Why speed humps and roadside barriers are a godsend to West Auckland school students

A pedestrian crossing and trial barriers are keeping school children safe from motorists. (Supplied / NZME)

Every school day between 3pm and 3.30pm, more than 2300 students leave one of the six schools within an 800m radius in Kelston.

The traffic for St Leonards Road School, Kelston Primary, Kelston Intermediate, Kelston Boys’, Kelston Girls’ and Kelston Deaf Education Centre, is bumper-to-bumper from 2.30pm-4pm as parents scramble for parking to pick up their children and students start to make their way home.

Add three childcare centres and the potential for accidents is quite extreme.

Fortunately, Kelston is a suburb where units and homes can only go up two storeys, and most residents living in the quiet suburb still have the Kiwi quarter-acre dream.

The majority of students are Māori, Pasifika and Asian.

So how do you keep traffic flowing and retain children’s safety.

Five of the six schools in the Kelston 800 metre zone - missing is Kelston Primary (Supplied / NZME)

Auckland Transport - which is often at the opposite end of pats on the backs - has this time come up trumps for the West Auckland suburb.

In a video, posted to its website, AT outlines the issues uniquely faced by Kelston.

“We’ve worked with the schools in the area. There are six schools and 800m and the schools told us that it’s really busy before and after school. So we’ve worked with them to slow the traffic,” says Allyn Syms, AT’s Streets for People programme director.

“The cars move pretty fast through this area and there are 2300 kids coming out at three o’clock.

“So we’re just basically making it safe for them to be in this area.

“We’ve received a lot of feedback from the schools and from parents that there are regular near misses.

“And unfortunately, some students have been hit crossing the road in the past.”

Auckland Transport has barriers to slow traffic along a main road where hundreds of school students walk daily. (Supplied / NZME)
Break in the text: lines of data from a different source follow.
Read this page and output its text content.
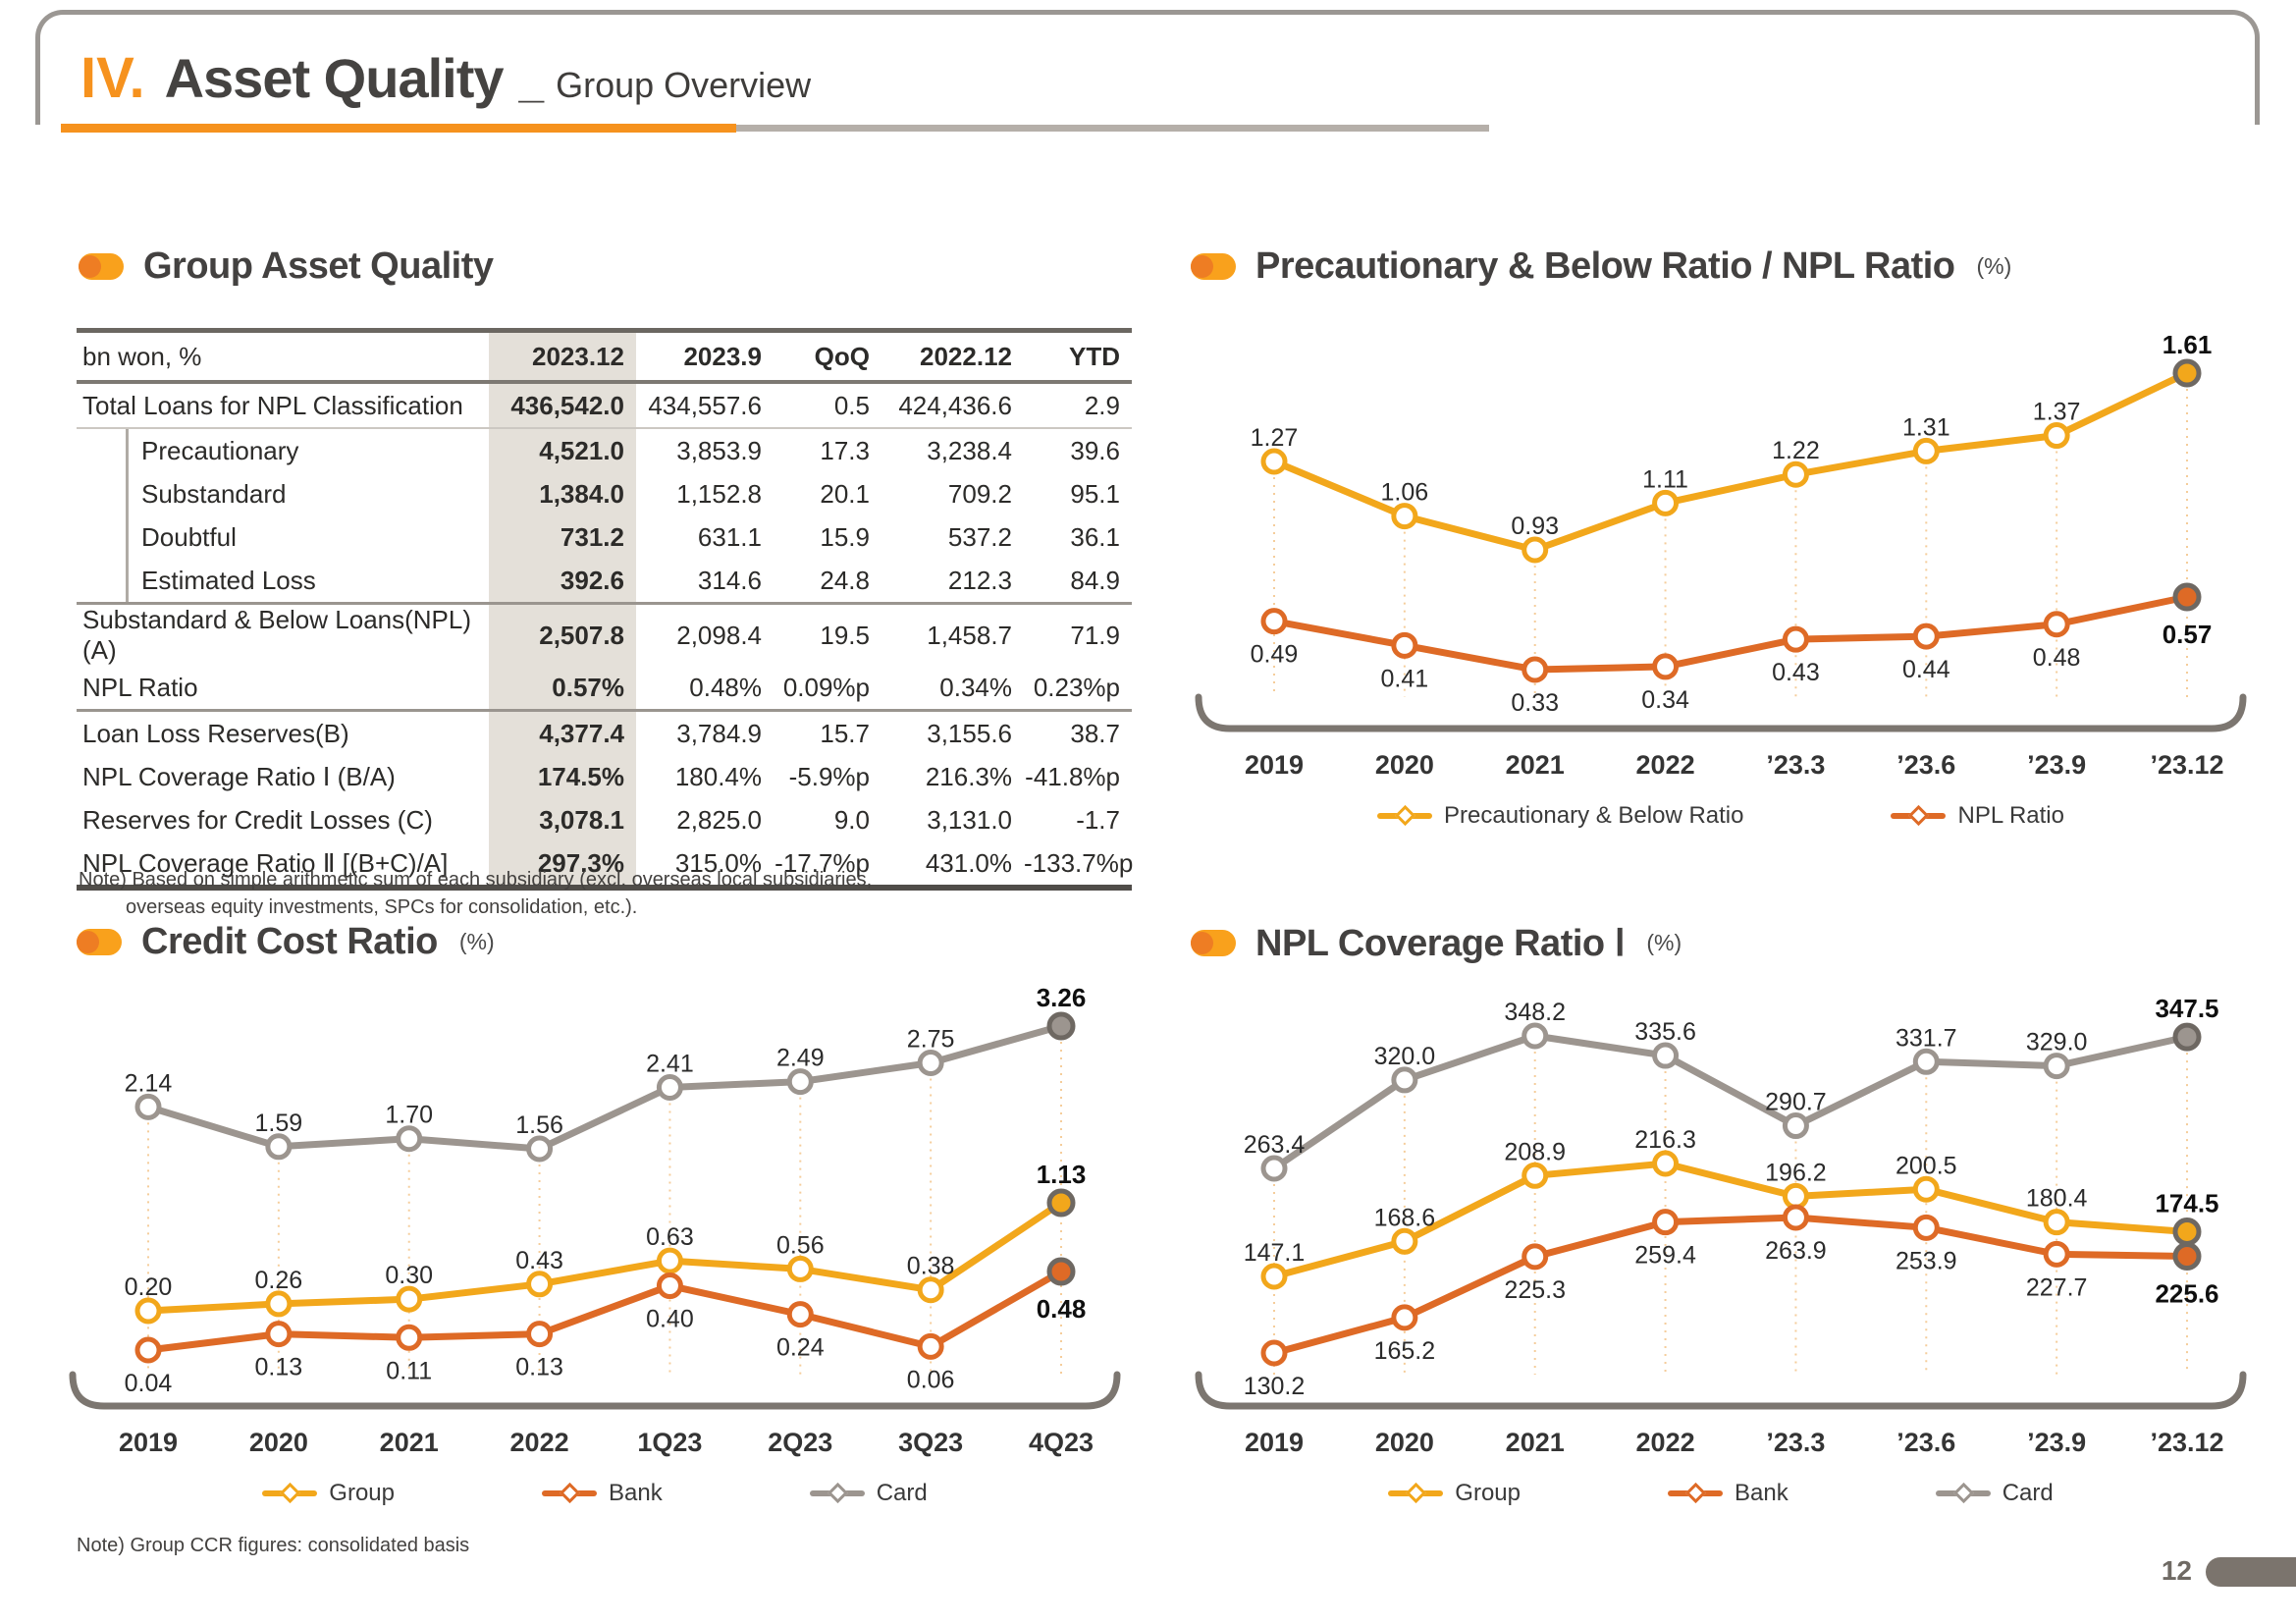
IV. Asset Quality _ Group Overview
Group Asset Quality
bn won, %	2023.12	2023.9	QoQ	2022.12	YTD
Total Loans for NPL Classification	436,542.0	434,557.6	0.5	424,436.6	2.9
Precautionary	4,521.0	3,853.9	17.3	3,238.4	39.6
Substandard	1,384.0	1,152.8	20.1	709.2	95.1
Doubtful	731.2	631.1	15.9	537.2	36.1
Estimated Loss	392.6	314.6	24.8	212.3	84.9
Substandard & Below Loans(NPL)(A)	2,507.8	2,098.4	19.5	1,458.7	71.9
NPL Ratio	0.57%	0.48%	0.09%p	0.34%	0.23%p
Loan Loss Reserves(B)	4,377.4	3,784.9	15.7	3,155.6	38.7
NPL Coverage Ratio Ⅰ (B/A)	174.5%	180.4%	-5.9%p	216.3%	-41.8%p
Reserves for Credit Losses (C)	3,078.1	2,825.0	9.0	3,131.0	-1.7
NPL Coverage Ratio Ⅱ [(B+C)/A]	297.3%	315.0%	-17.7%p	431.0%	-133.7%p
Note) Based on simple arithmetic sum of each subsidiary (excl. overseas local subsidiaries, overseas equity investments, SPCs for consolidation, etc.).
Precautionary & Below Ratio / NPL Ratio (%)
1.27
1.06
0.93
1.11
1.22
1.31
1.37
1.61
0.49
0.41
0.33	0.34
0.43	0.44	0.48
0.57
2019	2020	2021	2022	’23.3	’23.6	’23.9 ’23.12
Precautionary & Below Ratio	NPL Ratio
Credit Cost Ratio (%)
0.20	0.26	0.30
0.43
0.63	0.56
0.38
1.13
0.04
0.13	0.11	0.13
0.40
0.24
0.06
0.48
2.14
1.59	1.70	1.56
2.41	2.49
2.75
3.26
2019	2020	2021	2022	1Q23 2Q23 3Q23 4Q23
Group	Bank	Card
Note) Group CCR figures: consolidated basis
NPL Coverage Ratio Ⅰ (%)
147.1
168.6
208.9	216.3
196.2	200.5
180.4	174.5
130.2
165.2
225.3
259.4	263.9	253.9
227.7	225.6
263.4
320.0
348.2
335.6
290.7
331.7	329.0
347.5
2019	2020	2021	2022	’23.3	’23.6	’23.9 ’23.12
Group	Bank	Card
12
AT has used low-cost temporary installations like planter boxes, concrete bollards and hips to give the students more space so that they can see up and down the street and people who are driving can see them. There are also several speed humps in the 1km school zone to help slow the flow of traffic.

Kelston Intermediate principal Burt Iosia said the project has been a great community-AT collaboration.

He said the student body formed a discussion group to look at the traffic and speed issues after one student was hit by a vehicle.

Students wrote a blueprint, which is now the safety guidelines for the schools in the area.

He said people driving in that Kelston 1km zone need to be mindful that children could just dart across the road from anywhere.